L’FBI CONTRO DONALD TRUMP, UN ECCESSO DI POTERE?

L’FBI CONTRO DONALD TRUMP, UN ECCESSO DI POTERE?

A cura di Alexander Cerato

È lunedì 8 agosto quando l’FBI fa irruzione nella residenza dell’ex presidente americano Donald Trump a Mar-a-Lago, Florida. Il Federal Bureau andava a colpo sicuro trovando 15 scatoloni contenenti 184 documenti, di cui 25 classificati ‘top secret’. Il mandato, firmato dal procuratore generale, è stato emesso sulla base di una possibile violazione dell”Espionage Act’ (una legge risalente alla Prima guerra mondiale che punisce il possesso non autorizzato o la pubblicazione di informazioni legate alla sicurezza nazionale). Bisogna tuttavia fare una riflessione, nonostante la gravità del ritrovamento e la flagranza dei fatti: il mandato di perquisizione emesso dal procuratore è proporzionato alle prove che vi danno fondamento?

Mar-a-Lago
La residenza di Mar-a-Lago

Eccesso di potere?

Sappiamo che negli Stati Uniti un mandato di perquisizione può essere emesso soltanto laddove vi siano evidenti e concrete prove. Questa regola fondamentale è stata rispettata (a maggior ragione) verso un ex-presidente? Proprio su questo punto vi sono seri dubbi che devono essere indagati, a prescindere dalla colpevolezza finale di mister Trump. In un paese civile, governato dallo stato di diritto, come del resto in Italia, per poter violare la sfera personale o gli spazi ‘privati’ di un cittadino è necessario che vi siano dei presupposti concreti e solidi (individuati dalla legge) che consentano all’autorità pubblica di procedere ad una perquisizione o ad un’arresto. Saremo tutti d’accordo, dunque, che qualora non fosse così (per esempio, il caso in cui un agente di polizia arresti un sospettato soltanto perché nelle sue tasche è stato ritrovato un coltellino svizzero) ci troveremmo di fronte a una gravissima violazione dei principi su cui sono state fondate le nostre democrazie?

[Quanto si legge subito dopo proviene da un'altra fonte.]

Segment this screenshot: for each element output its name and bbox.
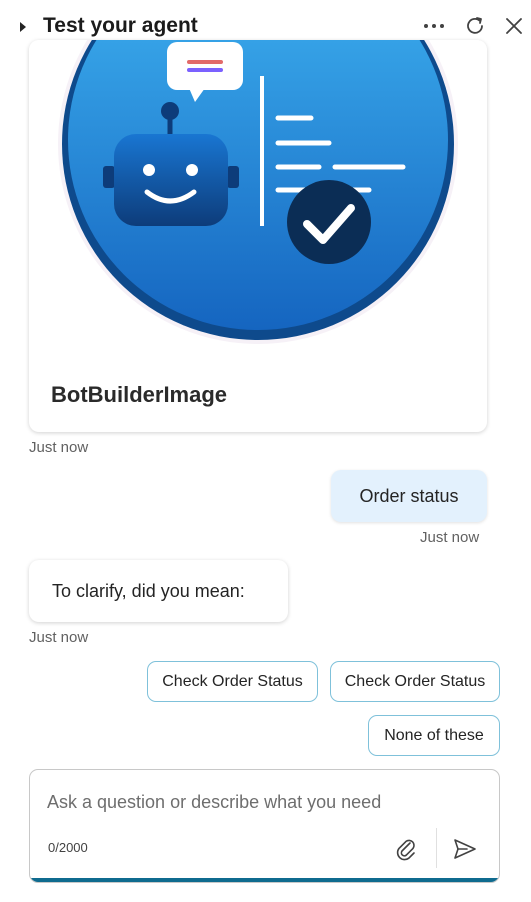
suggested-action-button[interactable]: Check Order Status xyxy=(330,661,500,702)
message-composer: 0/2000 xyxy=(29,769,500,883)
user-message-timestamp: Just now xyxy=(420,529,480,546)
suggested-action-button[interactable]: None of these xyxy=(368,715,500,756)
close-button[interactable] xyxy=(500,12,528,40)
attach-icon xyxy=(396,839,415,861)
card-timestamp: Just now xyxy=(29,439,89,456)
composer-focus-bar xyxy=(30,878,499,882)
message-input[interactable] xyxy=(47,788,477,816)
bot-builder-image xyxy=(29,40,487,370)
more-icon xyxy=(424,24,444,28)
checkmark-icon xyxy=(287,180,371,264)
attach-button[interactable] xyxy=(392,834,420,864)
bot-message: To clarify, did you mean: xyxy=(29,560,288,622)
user-message: Order status xyxy=(331,470,487,522)
bot-message-text: To clarify, did you mean: xyxy=(52,580,245,601)
caret-right-icon[interactable] xyxy=(18,20,28,34)
refresh-icon xyxy=(467,17,483,34)
character-count: 0/2000 xyxy=(48,840,88,855)
more-options-button[interactable] xyxy=(420,12,448,40)
bot-message-timestamp: Just now xyxy=(29,629,89,646)
panel-title: Test your agent xyxy=(43,14,198,37)
send-icon xyxy=(454,839,476,859)
image-card: BotBuilderImage xyxy=(29,40,487,432)
close-icon xyxy=(506,18,522,34)
composer-divider xyxy=(436,828,437,868)
refresh-button[interactable] xyxy=(461,12,489,40)
suggested-action-button[interactable]: Check Order Status xyxy=(147,661,318,702)
send-button[interactable] xyxy=(450,834,480,864)
card-title: BotBuilderImage xyxy=(51,382,228,407)
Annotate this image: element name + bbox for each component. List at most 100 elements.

Una sola dichiarazione giurata per una perquisizione presidenziale

Si dà il caso infatti che il mandato di perquisizione per la residenza di Mar-a-Lago di Donald Trump sia stato sostenuto soltanto da una dichiarazione giurata (in gergo: un affidavit) di un’agente dell’FBI, cioè un documento contenente la mera dichiarazione di un’individuo davanti a un giudice (certo, c’è da dire che, negli Stati Uniti, in caso di falsa testimonianza, si rischiano molti anni di carcere). Mi domando, quindi, se una (e una sola) dichiarazione giurata può reggere (in ossequio al principio di proporzionalità a cui certe ordinanze devono sottostare) una perquisizione nella casa di un ex-presidente; cioè una situazione in cui si dovrebbero avere tutti gli elementi in mano e prove schiaccianti per poter procedere in maniera dignitosa e cauta, soprattutto per le possibili reazioni dell’opinione pubblica. La risposta è retoricamente negativa.

Affidavit Donald Trump
L’affidavit che incriminerebbe Trump

L’uso politico della giustizia

Nonostante il presidente Biden abbia deciso di non esprimersi nel merito, si avverte nell’aria una possibile strumentalizzazione dell’organo giudiziario da parte dei democrats per mettere alle corde il leader del partito repubblicano (sarà forse una coincidenza che tutto ciò sia avvenuto proprio nel periodo in cui Trump ha rafforzato la sua volontà nel volersi candidare alle prossime presidenziali?).

È proprio un utilizzo politico della giustizia che logora dalle fondamenta la civiltà che vorremmo costruire per il futuro.

Nonostante i deprecabili fatti di Capitol Hill e la presunta sottrazione illecita di questi documenti di rilevanza nazionale (si teme che possano contenere segreti nucleari del governo degli Stati Uniti) bisogna spezzare una lancia in favore di Donald Trump per questa delicata vicenda. Poiché, anche se un individuo è colto in flagranza nel commettere un atto illecito, a prescindere dalle circostanze più o meno manifeste, egli ha comunque diritto a un corretto rispetto delle norme che regolano le procedure della giustizia. È un principio basilare e, a quanto pare, non scontato; dal momento che è proprio un utilizzo politico della giustizia che logora dalle fondamenta la civiltà che vorremmo costruire per il futuro.